2.1. Sequestrado para o nosso mundo

Muitos dos Iatromantes são realmente transmitidos, como também é dito no Tradição Scotus-Irlandesa de deuses fadas, que aqueles que são "sequestrados" por Apolo e as Ninfas / Musas "depois de terem descido ao mundo abaixo, continuaram seus negócios na vida dos mortais, mas permanecendo invisíveis aos seus olhos". Muitos deles vieram do norte ou do centro dos Balcãs: uma vez que desapareceram, tornaram-se literalmente o daimon que então seria invocado por suplicantes e fiéis, invariavelmente localizados na caverna subterrânea em que haviam realizado a catabase.
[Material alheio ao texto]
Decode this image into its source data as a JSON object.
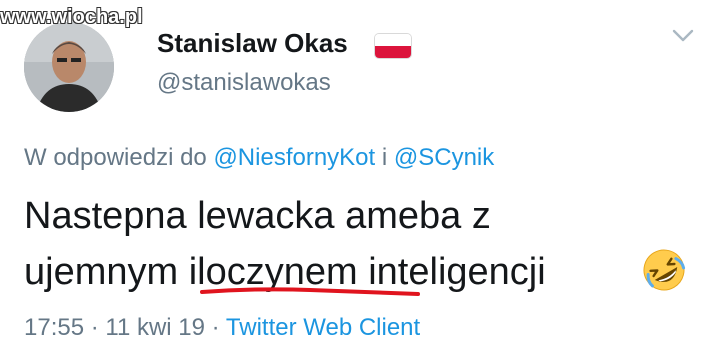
{
  "watermark": "www.wiocha.pl",
  "author": {
    "display_name": "Stanislaw Okas",
    "handle": "@stanislawokas",
    "flag_icon": "poland-flag-icon"
  },
  "reply": {
    "prefix": "W odpowiedzi do ",
    "mention1": "@NiesfornyKot",
    "connector": " i ",
    "mention2": "@SCynik"
  },
  "tweet": {
    "line1": "Nastepna lewacka ameba z",
    "line2_part1": "ujemnym ",
    "line2_underlined": "iloczynem",
    "line2_part2": " inteligencji",
    "emoji": "rolling-on-the-floor-laughing-emoji"
  },
  "meta": {
    "time": "17:55",
    "sep1": " · ",
    "date": "11 kwi 19",
    "sep2": " · ",
    "client": "Twitter Web Client"
  },
  "colors": {
    "link": "#1b95e0",
    "muted": "#657786",
    "text": "#14171a",
    "underline": "#e0141e"
  }
}
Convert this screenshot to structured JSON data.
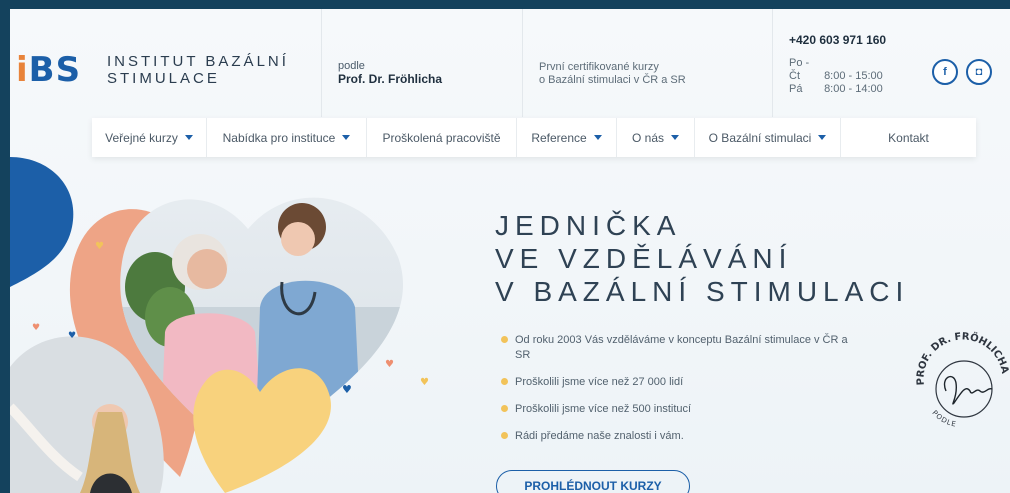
{
  "header": {
    "logo_text": "BS",
    "logo_initial": "i",
    "institute_line1": "INSTITUT BAZÁLNÍ",
    "institute_line2": "STIMULACE",
    "podle_small": "podle",
    "podle_name": "Prof. Dr. Fröhlicha",
    "courses_line1": "První certifikované kurzy",
    "courses_line2": "o Bazální stimulaci v ČR a SR",
    "phone": "+420 603 971 160",
    "hours": [
      {
        "days": "Po - Čt",
        "time": "8:00 - 15:00"
      },
      {
        "days": "Pá",
        "time": "8:00 - 14:00"
      }
    ],
    "social": {
      "facebook": "f",
      "instagram": "◘"
    }
  },
  "nav": [
    {
      "label": "Veřejné kurzy",
      "dropdown": true
    },
    {
      "label": "Nabídka pro instituce",
      "dropdown": true
    },
    {
      "label": "Proškolená pracoviště",
      "dropdown": false
    },
    {
      "label": "Reference",
      "dropdown": true
    },
    {
      "label": "O nás",
      "dropdown": true
    },
    {
      "label": "O Bazální stimulaci",
      "dropdown": true
    },
    {
      "label": "Kontakt",
      "dropdown": false
    }
  ],
  "hero": {
    "heading_line1": "JEDNIČKA",
    "heading_line2": "VE VZDĚLÁVÁNÍ",
    "heading_line3": "V BAZÁLNÍ STIMULACI",
    "bullets": [
      "Od roku 2003 Vás vzděláváme v konceptu Bazální stimulace v ČR a SR",
      "Proškolili jsme více než 27 000 lidí",
      "Proškolili jsme více než 500 institucí",
      "Rádi předáme naše znalosti i vám."
    ],
    "cta_label": "PROHLÉDNOUT KURZY"
  },
  "stamp": {
    "arc_text": "PROF. DR. FRÖHLICHA",
    "bottom_text": "PODLE"
  },
  "colors": {
    "brand_blue": "#1c5fa8",
    "brand_orange": "#e8833a",
    "salmon": "#eea486",
    "yellow": "#f8d27d"
  }
}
Esses oráculos de heróis / semideuses /daimones eles foram muito ativos entre os séculos VI e V antes de nossa era.

Di Anfiarão dizia-se que ele havia sido "sugado" da terra em Tebas, um movimento misericordioso com o qual Zeus o salvou da morte e da destruição iminentes, tornando-o imortal. No hipogeu onde atuou como oráculo, 'Sincubação ocorreu dentro de peles de carneiro recém-esfoladas, uma prática que também é encontrada em vários oráculos da Puglia. A pele dos animais sacrificados tinha um amplo uso nesses centros de sabedoria, desde a previsão do futuro até a magia meteorológica e purificação - elementos, estes, decididamente xamânicos (práticas semelhantes ainda vigoram hoje nas estepes mongóis-siberianas e provavelmente caucasianas). Anfiarao, como Asclépio, também estava ligado ao serpente, que foi dito às vezes assumir a forma. Geralmente, porém, ele se apresentava ao buscante, em sonho ou visão, em seu aspecto antropomórfico.

Também de Trofônio, que tinha um oráculo em Lebadea, diz-se que ele foi "sugado" pela terra: e a partir desse momento ele se tornou um deus oracular. Os rituais preparatórios para sua consulta, relatados a nós por Pausanias, sugerem elementos de culto fortemente apolíneos. Em primeiro lugar, o mendigo foi conduzido ao mundo subterrâneo por dois jovens, o hermai, que o fez beber a água de fontes de Lethe ("Esquecimento") e Mnemosine ("Memória"). Então, ele teve que doar bolos de mel para as cobras que moravam no fundo da caverna subterrânea. A própria caverna, segundo o mito, foi descoberta pelos beócios após um enxame de abelhas, e isso é relevante porque a abelha é, por excelência, uma epifania zoomórfica apolínea: é de fato transmitido que inicialmente o templo de Apolo em Delfos foi construído por abelhas com cera e penas (de cisne, supõe-se; outro animal apolíneo). Outro iatromante de que ouvimos falar, Aristeu da Tessália, que foi chamado de "filho de Apolo", segundo a lenda imortalizado pelas Horas, das quais se alimentava apenas de néctar e ambrosia, e quando ele estava vivo ele se distinguiu como um apicultor lendário, uma arte que ele aprendeu com Hermes e Quíron.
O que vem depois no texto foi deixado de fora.